I would pick a few exercises and try to keep them as sport-specific as possible.Your time limit is 15 minutes of quick bursts of kickboxing and grappling, so I would do something like this:
Set a timer for 15 minutes and using the Tabata method of 20 seconds on/10 seconds off, I would alternate between intervals of kicking and punching a heavy bag with intervals of sandbag lifting, loading, throwing, or carrying.For example, the first 20 second work interval you work kick/punch combinations against the heavy bag, use your 10 second rest interval to walk over to your sandbag and for the next 20 seconds, lift it from the floor to shoulder, switching sides every other rep.Try to keep this going at the fastest rate possible for the entire 15 minutes.

Something like this could be effective because you are including skill work (heavy bag) with strength training (sandbag lifting), and because you are combining both, you are teaching yourself to push through fatigue while trying to keep your skills sharp.Also, maybe do this routine first thing in the morning before you eat.It might help with fat loss.

Good luck with your match.

Jeremy Jones 12-10-2004 03:22 PM

Thanks for the comments.

The consensus seems to be to try and drop the weight. I would like to drop it, but I have been trying to gain weight for so long it seems strange to try and drop some.

Should I try and see how much I can loose for the next couple of weeks (healthly of course)? I wish I had a better scale at my disposal. At my last match I thought I was well below the limit (191) and I ended up being right on the line!

Larry Lindenman 12-11-2004 10:25 AM

Jeremy, Sounds like a plan. Do not add extra "cardio" (risk of overtraining) but you could take nightly recovery walks to boost your EPOC. You may want to go with leaner protein choices (chicken, fish, no fat cottage cheese, etc.) rather than beef, etc. Up your fat intake in the form of fish oil (3g fat per block rather than 1.5). Don't cut carbs, you need them for all the exercise your doing, but make sure they are from vegs and fruits. Drink well over a gallon of water a day. If you had more time we might play with water balance prior to the weigh in but I'd be worried about doing anything new right now. Three weeks out from the fight I would cut the WOD volume in half with a corrospondent increase in your sparring and grappling. I would work rounds with three partners, each round a new partner works in with you, so you are always fighting a fresh partner. Taper a week out from the fight. Good luck, let us know the results.

Jeremy Jones 12-13-2004 12:20 PM

Yeah, I have been trying to eat more fruits and veggies instead of breads, I will let you all know if it makes difference.

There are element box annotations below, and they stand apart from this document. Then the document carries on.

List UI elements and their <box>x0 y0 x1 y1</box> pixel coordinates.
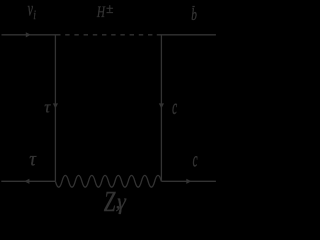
wire: right vertical c propagator <box>160 35 162 182</box>
svg-text:γ: γ <box>117 188 127 214</box>
wire: outgoing c line (bottom right) <box>161 180 216 182</box>
svg-text:b: b <box>191 6 197 25</box>
svg-text:c: c <box>193 147 198 171</box>
svg-text:ν: ν <box>28 0 34 20</box>
wire: charged Higgs dashed propagator H± <box>65 34 152 36</box>
svg-text:τ: τ <box>29 149 37 171</box>
wire: incoming b quark line (top right) <box>157 34 216 36</box>
arrowhead: neutrino arrow pointing right <box>26 32 31 37</box>
svg-text:τ: τ <box>44 97 51 116</box>
arrowhead: bottom tau arrow pointing left <box>24 179 29 184</box>
arrowhead: bottom c arrow pointing right <box>186 179 191 184</box>
svg-text:Z: Z <box>104 187 116 218</box>
wire: outgoing tau line (bottom left) <box>1 180 55 182</box>
wire: left vertical tau propagator <box>54 35 56 182</box>
label: overline of b-bar <box>192 6 194 7</box>
svg-text:i: i <box>33 9 36 23</box>
svg-text:±: ± <box>106 1 113 16</box>
wire: incoming neutrino line (top left) <box>2 34 61 36</box>
boson: Z/gamma wavy propagator <box>55 175 161 187</box>
arrowhead: right c arrow pointing down <box>159 103 164 108</box>
svg-text:c: c <box>172 95 177 119</box>
svg-text:H: H <box>96 3 106 20</box>
arrowhead: left tau arrow pointing down <box>53 103 58 108</box>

I just got some fish oil capsules from Costco, should I follow the reccomended one a day, or should I take more (if so how much)?

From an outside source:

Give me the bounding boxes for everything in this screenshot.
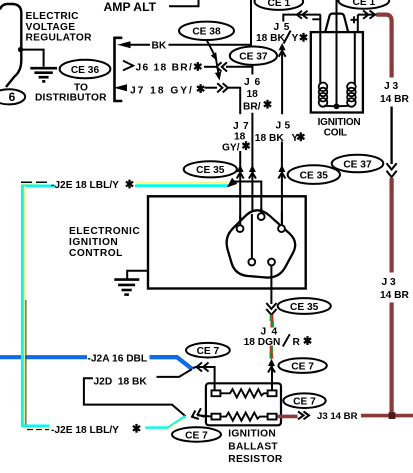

Larry Lindenman 12-14-2004 05:30 AM

1.5 grams = 1 block of fat, so three fish oil pills = 2 blocks. You want batween 8 - 10 GRAMS of EPA / DHA a day spread out through the whole day. If your eating 4 times a day that's two pills each meal.

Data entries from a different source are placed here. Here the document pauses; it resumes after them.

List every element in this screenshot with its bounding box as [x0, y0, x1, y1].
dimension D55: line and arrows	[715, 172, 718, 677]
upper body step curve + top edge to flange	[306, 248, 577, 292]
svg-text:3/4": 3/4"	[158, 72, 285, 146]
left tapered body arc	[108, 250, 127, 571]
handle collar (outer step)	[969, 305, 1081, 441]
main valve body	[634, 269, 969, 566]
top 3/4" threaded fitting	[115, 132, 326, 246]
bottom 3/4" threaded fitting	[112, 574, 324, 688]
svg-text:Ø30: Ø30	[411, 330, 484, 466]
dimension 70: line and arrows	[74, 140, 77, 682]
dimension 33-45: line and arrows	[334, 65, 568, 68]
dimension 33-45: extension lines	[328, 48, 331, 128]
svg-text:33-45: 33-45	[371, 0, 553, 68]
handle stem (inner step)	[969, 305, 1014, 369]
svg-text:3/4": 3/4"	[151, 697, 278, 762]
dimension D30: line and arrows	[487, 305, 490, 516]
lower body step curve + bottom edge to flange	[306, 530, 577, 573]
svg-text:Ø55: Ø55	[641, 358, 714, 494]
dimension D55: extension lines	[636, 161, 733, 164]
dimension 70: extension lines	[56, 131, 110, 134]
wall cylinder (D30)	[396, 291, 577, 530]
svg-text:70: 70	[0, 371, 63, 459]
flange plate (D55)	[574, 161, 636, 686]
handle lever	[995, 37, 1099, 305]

Rene Renteria 12-14-2004 12:45 PM

I saw this thread and thought about mercury getting concentrated in capsules. A quick Google search brought up this short article that may be of interest:

[url=] hoil.php[/url]

It has this quote, which what I was looking for:
[i][C]hemically, mercury can’t mix with fat, so fish oil capsules are mercury-free.[/i]

OK, then.

It goes on to discuss the benefits of getting your fish oils from fish instead of from capsules, the risks of mercury exposure, shows a table comparing different capsule brands, and ends with a sentence saying that lab testing of capsules has revealed fewer omega-3s in capsules than advertised but that capsules are a good source of EPA and DHA.

Good luck with getting to that 199!

Jeremy Jones 12-14-2004 05:23 PM

Great article thanks,

I was just talking to someone about the mercury content of fish.

I will be taking my 'Kirkland' brand fish capsules twice a day with meals.

I have also replaced a lot of my 'bread and pastas' with Yams, is this on the right track?